Пелева лежал, схватившись руками за копье. Он вдруг шевельнулся, открыл глаза. Копье оторвалось от земли и ударило Зыряна в бок. Зырян упал, обливаясь кровью…
Пелеву убили. Зыряна понесли в крепость.
Болел он долго. Кашлял кровью. А через год умер.
Так закончилась война с бесстрашным и могучим юкагирским тойоном Аллаем, так закончилась жизнь русского морехода, воина, открывателя новых земель Дмитрия Михайлова Зыряна. Называли его казаки промеж себя Ярилой. Он открыл реку Алазею и вместе со Стадухиным Колыму. Всю жизнь собирал царю ясак, черных мягких соболей и умер, как полагается герою, бедным. Плакали по нему дюжина казаков да одна якутская баба. И то славно! По другим товарищам своим казаки не плакали.
С Колымы в Якутск, из Якутска в Москву пошла-пошла грамота: мол, сними ты, царь-государь, со своего царского довольствия твоего служилого человека Дмитрия Михайлова Зыряна, потому что ни денег ему твоих, царь, ни хлеба, ни соли, ни слова твоего ласкового не надобно. Плыла та грамота по рекам, катила в санях, поспешала верхом, а Москвы все не видать было: уж больно далека Москва, высока. Сколько еще лет будут колымские казаки отписывать свои грамоты царю Михаилу Федоровичу, не зная о том, что его душу за упокой уже поминают.
НА МОСКВЕ
Царь Алексей Михайлович
Возвращались с охоты. Затравили матерого волка. Царевич Алексей сам перерезал матерому глотку, распалился, расхвастался, и все радовались тоже.
Наставник царевича Борис Иванович Морозов дал вдруг лошади волю, и все поскакали, тесня и обгоняя друг друга. Резвее были сердечный товарищ наследника, одногодок Афанасий Матюшин и, конечно, сам Алексей. Первыми пересекли поле, врезались в молодой березняк.
- Афонька! - крикнул царевич. - Уводи!
Матюшин попридержал коня, дожидаясь, чтоб его приметила свита, а наследник, увертываясь от деревьев, дал стрекача в сторону.
Сбило шапку - засмеялся. Хлестнуло по лицу - опять засмеялся. Вырвался на опушку - и кубарем через коня.

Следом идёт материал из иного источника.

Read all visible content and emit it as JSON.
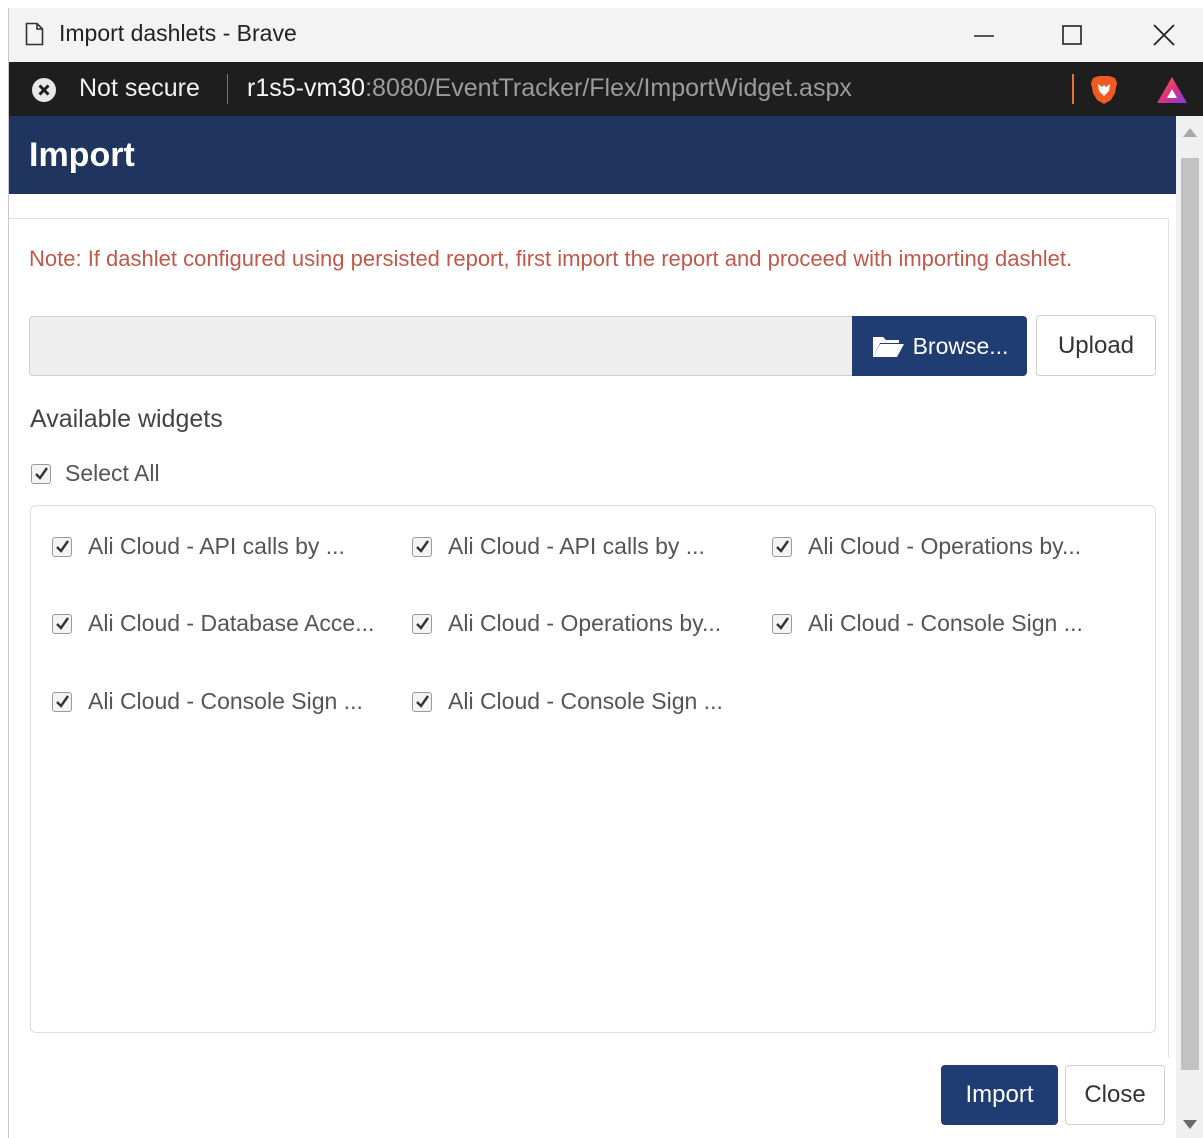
{
  "window": {
    "title": "Import dashlets - Brave"
  },
  "addressbar": {
    "security_label": "Not secure",
    "url_host": "r1s5-vm30",
    "url_rest": ":8080/EventTracker/Flex/ImportWidget.aspx"
  },
  "modal": {
    "title": "Import",
    "note": "Note: If dashlet configured using persisted report, first import the report and proceed with importing dashlet.",
    "file_input_value": "",
    "browse_label": "Browse...",
    "upload_label": "Upload",
    "section_title": "Available widgets",
    "select_all_label": "Select All",
    "select_all_checked": true,
    "widgets": [
      {
        "label": "Ali Cloud - API calls by ...",
        "checked": true
      },
      {
        "label": "Ali Cloud - API calls by ...",
        "checked": true
      },
      {
        "label": "Ali Cloud - Operations by...",
        "checked": true
      },
      {
        "label": "Ali Cloud - Database Acce...",
        "checked": true
      },
      {
        "label": "Ali Cloud - Operations by...",
        "checked": true
      },
      {
        "label": "Ali Cloud - Console Sign ...",
        "checked": true
      },
      {
        "label": "Ali Cloud - Console Sign ...",
        "checked": true
      },
      {
        "label": "Ali Cloud - Console Sign ...",
        "checked": true
      }
    ],
    "import_label": "Import",
    "close_label": "Close"
  },
  "colors": {
    "header_bg": "#1f3560",
    "primary_button": "#1f3c73",
    "note_text": "#c4574a",
    "addressbar_bg": "#1e1e1e"
  },
  "icons": {
    "page": "document-icon",
    "security": "not-secure-icon",
    "browser": "brave-lion-icon",
    "rewards": "brave-rewards-icon",
    "browse": "folder-open-icon",
    "checkbox": "checkmark-icon"
  }
}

Стояло расписанное облаками небо. Алексей потянул воздух в себя, в носу захлюпало. Вся морда небось в крови. Разом вскочил, потыкал кулаком в бока - целехонек.
Вспомнил о коне. Красный, шелковый, лежал он на синей осоке. Попал ногой в колдобину - начисто переломил: кость наружу вышла. Встал виновато Алексей перед конем на колени.
Отцу расскажут - ведь не будет ругаться, заплачет ведь.
Поиграть охота, Алексей? Нельзя: наследник ты. Свернешь себе шею - смутам быть. Убийствам, войне, мору. Поиграть охота, Алексей? Нельзя. Нельзя царям играть. Терпеть надо.
Отец-то, бедный человек, с шестнадцати лет в царях. В царях ведь!
- Вставай! - заорал на коня Алексей. - Здрав будь! Велю!
Коня била дрожь, косил на человека большим глазом.
Алексей заколотил руками об землю, обжигая ладони осокой. Вскочил. Захлебываясь до икоты слезами, вытянул нож.
- Погоди, боярин!
Перед Алексеем стоял мальчишечка.
Как одуванчик голова, глаза большие, темные, как болота.
- Возьми мою лошадь, а твоего коня поправлю. Отец мой лошадник, он поправит.
Алексей снял с руки перстень.
- Дарую! Сердце у тебя доброе, человек!
Мальчишечка повертел перстень, поймал алмазом солнце и засмеялся.
- Горит-то весь!
- Где лошадь?
- Тут, сейчас приведу. Сено убираем. Отец заодно бортничает. Дупло нашел богатое, мед качает. Ты сбрую пока снимай со своего.
Мальчишечка убежал.
Алексей снял сбрую с коня, а сам молился, чтоб выжил, выдюжил его прекрасный скакун.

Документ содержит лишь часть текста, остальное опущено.